Carte de vote

ÉLECTION PRÉSIDENTIELLE À L’ÉTRANGER : L’opération de vote sous haute tension

Les opérations de vote pour l’élection présidentielle du 12 décembre se sont poursuivies, hier, pour le deuxième jour de suite, pour la communauté algérienne établie à l’étranger, appelée ainsi, à choisir le futur Président de l’Algérie, parmi les cinq candidats en lice : Azzedine Mihoubi, Ali Benflis, Abdelaziz Belaïd, Abdelkader Bengrina et Abdelmadjid Tebboune.

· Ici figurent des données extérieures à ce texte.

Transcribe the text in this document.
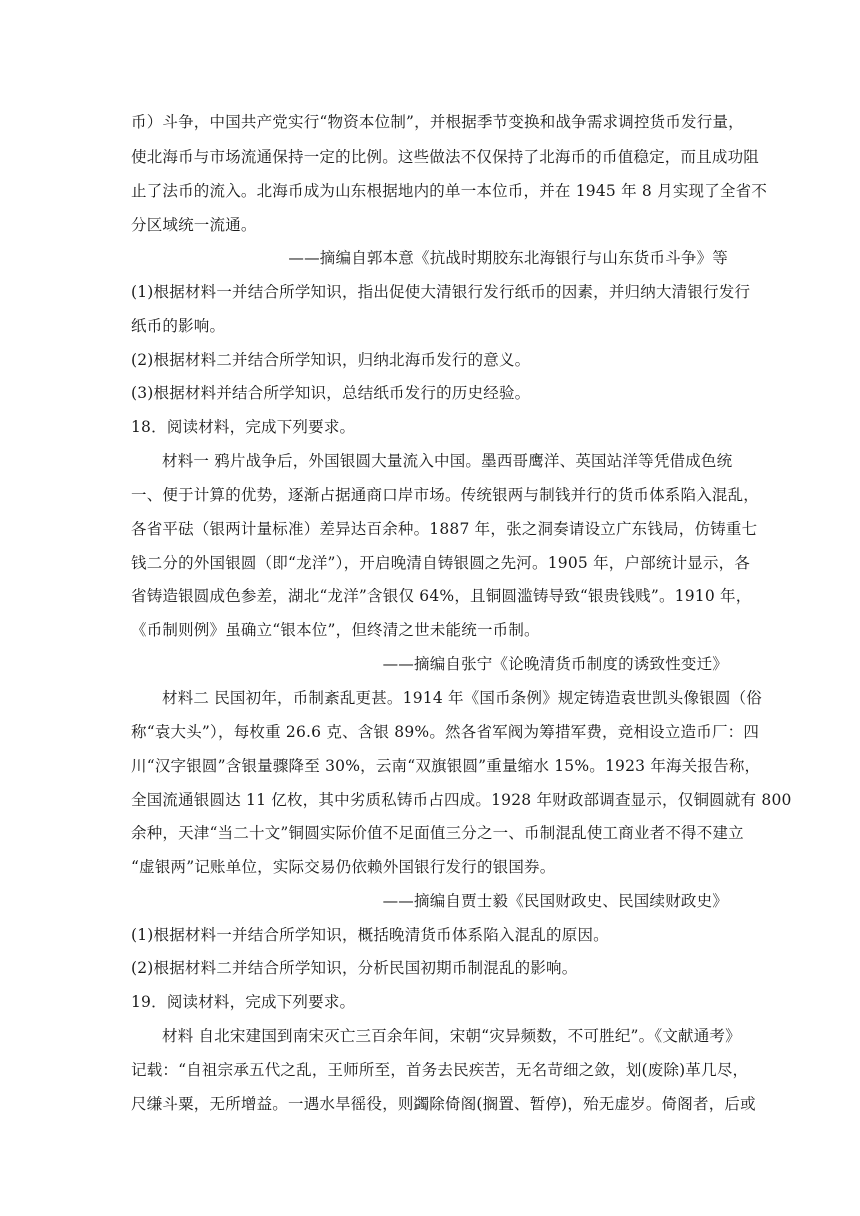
币）斗争，中国共产党实行“物资本位制”，并根据季节变换和战争需求调控货币发行量，
使北海币与市场流通保持一定的比例。这些做法不仅保持了北海币的币值稳定，而且成功阻
止了法币的流入。北海币成为山东根据地内的单一本位币，并在 1945 年 8 月实现了全省不
分区域统一流通。
——摘编自郭本意《抗战时期胶东北海银行与山东货币斗争》等
(1)根据材料一并结合所学知识，指出促使大清银行发行纸币的因素，并归纳大清银行发行
纸币的影响。
(2)根据材料二并结合所学知识，归纳北海币发行的意义。
(3)根据材料并结合所学知识，总结纸币发行的历史经验。
18．阅读材料，完成下列要求。
材料一 鸦片战争后，外国银圆大量流入中国。墨西哥鹰洋、英国站洋等凭借成色统
一、便于计算的优势，逐渐占据通商口岸市场。传统银两与制钱并行的货币体系陷入混乱，
各省平砝（银两计量标准）差异达百余种。1887 年，张之洞奏请设立广东钱局，仿铸重七
钱二分的外国银圆（即“龙洋”），开启晚清自铸银圆之先河。1905 年，户部统计显示，各
省铸造银圆成色参差，湖北“龙洋”含银仅 64%，且铜圆滥铸导致“银贵钱贱”。1910 年，
《币制则例》虽确立“银本位”，但终清之世未能统一币制。
——摘编自张宁《论晚清货币制度的诱致性变迁》
材料二 民国初年，币制紊乱更甚。1914 年《国币条例》规定铸造袁世凯头像银圆（俗
称“袁大头”），每枚重 26.6 克、含银 89%。然各省军阀为筹措军费，竞相设立造币厂：四
川“汉字银圆”含银量骤降至 30%，云南“双旗银圆”重量缩水 15%。1923 年海关报告称，
全国流通银圆达 11 亿枚，其中劣质私铸币占四成。1928 年财政部调查显示，仅铜圆就有 800
余种，天津“当二十文”铜圆实际价值不足面值三分之一、币制混乱使工商业者不得不建立
“虚银两”记账单位，实际交易仍依赖外国银行发行的银国券。
——摘编自贾士毅《民国财政史、民国续财政史》
(1)根据材料一并结合所学知识，概括晚清货币体系陷入混乱的原因。
(2)根据材料二并结合所学知识，分析民国初期币制混乱的影响。
19．阅读材料，完成下列要求。
材料 自北宋建国到南宋灭亡三百余年间，宋朝“灾异频数，不可胜纪”。《文献通考》
记载：“自祖宗承五代之乱，王师所至，首务去民疾苦，无名苛细之敛，划(废除)革几尽，
尺缣斗粟，无所增益。一遇水旱徭役，则蠲除倚阁(搁置、暂停)，殆无虚岁。倚阁者，后或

Au premier jour de ce scrutin contesté, soit samedi, la diaspora nationale s’est mise en diapason avec les revendications du mouvement populaire en marche depuis février dernier, réclamant le départ de tous le système, figures et symboles avec, et le rejet de l’agenda électoral prôné par le pouvoir.
En effet, que ce soit en France, en Espagne, en Suisse, en Italie, aux USA, ou au Canada, le constat est le même. Des actions de protestations pacifiques, menées par les partisans du mouvement citoyen sont signalées à travers tous ces pays déjà cités. En France où la communauté nationale est bien implantée, des sit-in et autres rassemblements ont été organisés pour réitérer le rejet de la présidentielle, dans plusieurs villes, dont Paris, Bobigny, Saint-Etienne, Lyon, Nanterre, avant même l’ouverture des bureaux de vote.
Les bureaux de vote étaient ouverts dès 08h00 du matin, et doivent baisser rideau à 19h00 pendant trois jours consécutifs.
Même topo en Belgique ou des manifestants se sont introduits à l’intérieur des bureaux de vote à Bruxelles, rapportent les médias. En Allemagne, des dizaines de manifestants ont tenu un sit-in devant le siège du consulat d’Algérie, en scandant des slogans hostiles au pouvoir en place et le rejet du scrutin présidentiel, alors qu’en Suisse, les services de l’ambassade d’Algérie ont carrément opté pour la fermeture du bureau de vote de Lausanne sous la pression des manifestants anti-élection, rapportent les mêmes sources.
À Rome, la capitale italienne, une action similaire hostile au pouvoir a été également organisée devant le bureau de vote ouvert par l’ambassade d’Algérie, selon une vidéo postée sur les réseaux sociaux, montrant des activistes du mouvement populaire de la diaspora, à l’intérieur du bureau de vote. Même décor à Londres, en Espagne, et de l’autre côté de la planète soit au Canada, et aux États-Unis, à se fier toujours aux mêmes sources.
Des échos faisaient état d’un faible taux de participation à l’étranger, et que la plupart des votants sont des personnes âgées, qui arrivaient par intervalle aux bureaux de vote, sous les cris des protestants pour tenter de les dissuader pacifiquement. « Vous voter contre votre pays, pensez à vos enfants et petits-enfants», criaient à l’unisson les manifestants. Il y en a même ceux qui ont rebroussé chemin, alors que les téméraires se cachaient le visage pour ne pas être reconnus, à en croire les médias, qui avancent un chiffre de pas plus de cinquante votants entre 14h et 17h, soit deux heures avant la fermeture des bureaux de vote.
Dimanche, soit au deuxième jour des opérations du vote de la communauté algérienne à l’étranger, plusieurs manifestants qui s’opposent à la tenue de cette échéance électorale dans les conditions actuelles, ont tenu un sit-in devant le consulat d’Algérie à Nanterre, selon des vidéos qui circulent sur les réseau sociaux. Un important dispositif sécuritaire a été déployé sur les lieux.
À Lille également, et bizarrement, le bureau de vote n’a pas été aménagé au niveau du consulat, mais pas loin de la commune de ladite ville. Des rumeurs faisaient état de sa fermeture, samedi, et sa délocalisation, sans donner d’autres détails sur les raisons de la mise sous scellés. En Belgique, précisément à Bruxelles, des dizaines de personnes se sont rassemblées devant le consulat pour manifester contre cette élection, sous l’œil des policiers qui leur ont signifié que ce rassemblement n’est pas autorisé, et doivent se disperser, sous peine d’une amende de 150 euros pour chaque manifestant.